Friends and colleagues were aware, at some level, that Nick Roy, a researcher in MIT’s Computer Science and Artificial Intelligence Laboratory (CSAIL), had been using his sabbatical to take on some sort of robotics-related role at Google.

But few people knew the full scope of his work until this past week, when Google X — the infamous idea incubator known for Google Glass, self-driving cars, and wireless hot-air balloons — unveiled a video introducing Project Wing, an ambitious delivery-drone initiative that Roy has overseen for the past two years.

At Google X’s secret Mountain View headquarters, Roy, an associate professor of aeronautics and astronautics, led a team of several dozen autonomy experts to determine the technical feasibility of self-flying delivery vehicles.

Project Wing lined up nicely with Roy’s work as head of CSAIL’s Robust Robotics Group, which focuses in part on sensing, planning, and controlling unmanned vehicles in environments without GPS. He even brought on board a handful of key MIT collaborators, including recent graduates Abraham Bachrach PhD ’13 and Adam Bry SM ’11, whose state-estimation algorithms have drastically improved unmanned aerial vehicle (UAV) navigation in indoor spaces.

“The culture at Google X is surprisingly similar to CSAIL,” Roy says. “They’re both forums for ideas, where people are thinking not just about what can be fixed today, but the big questions that, ten or twenty years down the road, we’ll look back at and wonder how they hadn’t been answered yet.”

One of the first key challenges was figuring out an effective drone design. Roy’s team assessed the strengths and drawbacks of a variety of prototypes: fixed-wing planes, for instance, fly far and fast, but can’t avoid obstacles readily, while quadrotors maneuver well but are much less energy-efficient.

For the most recent slate of test flights, the team opted for the best of both worlds with a “tail-sitter,” which takes off like a helicopter and tilts forward to fly like a traditional plane. Such a design requires some exceedingly complex control algorithms in order for the drone to nimbly switch between moving air horizontally and vertically.

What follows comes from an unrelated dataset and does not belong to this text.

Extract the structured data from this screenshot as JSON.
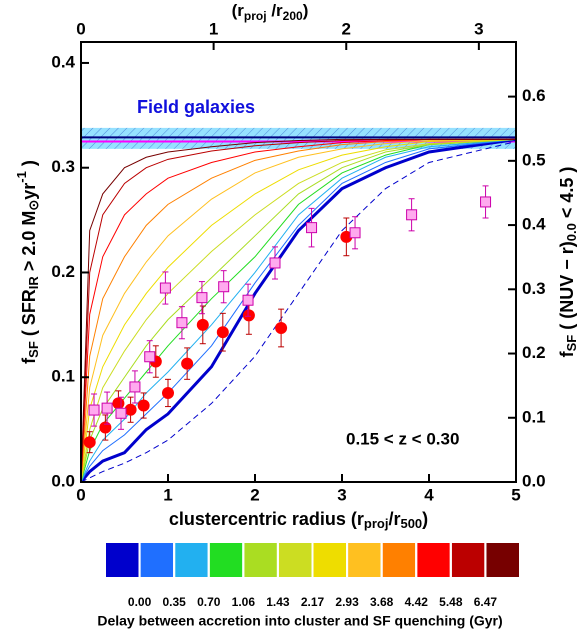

To help guide the drones, Roy’s team outfitted each one with comprehensive on-board electronics that include two communications radios, advanced computers, GPS, a camera, a capacitor, an inertial measurement unit with a full set of accelerometers and gyroscopes, and multiple lithium-ion batteries.

For delivery, each drone also has what Google calls “the egg,” a device with a cable that winches the packages to the ground. Roy confesses that he initially viewed it as “a terrible idea,” but later came to find that it was much safer and more accurate than deploying parachutes or actually landing the drone. (The final iteration of “the egg” was designed by mechanical engineering alumnus Joanna Cohen SM ’07.)

Roy is quick to point out that the project is still very much a work in progress. “By no means have we fully ‘solved’ problems like avoiding obstacles or navigating in urban environments,” he says. “However, we’ve shown that the potential is there and that this sort of technology is not as far off as many people might think.”

Now back at CSAIL, Roy will continue to serve as an advisor on Project Wing, and says he’s eager to see how his group’s areas of interest intersect with the initiative. Postdoc Marek Doniec’s work on UAVs uses a similar tail-sitter design, while graduate student Jake Ware’s research on flight in robust wind conditions is actually supported by Google.

Ultimately Roy says that he’s proud to have been part of what could end up being a hugely transformative research effort. “This could take a lot of the friction out of the way that we move things around in the world,” Roy says. “But what’s truly exciting is the recognition that the most compelling application is probably something that people aren’t even thinking about right now.”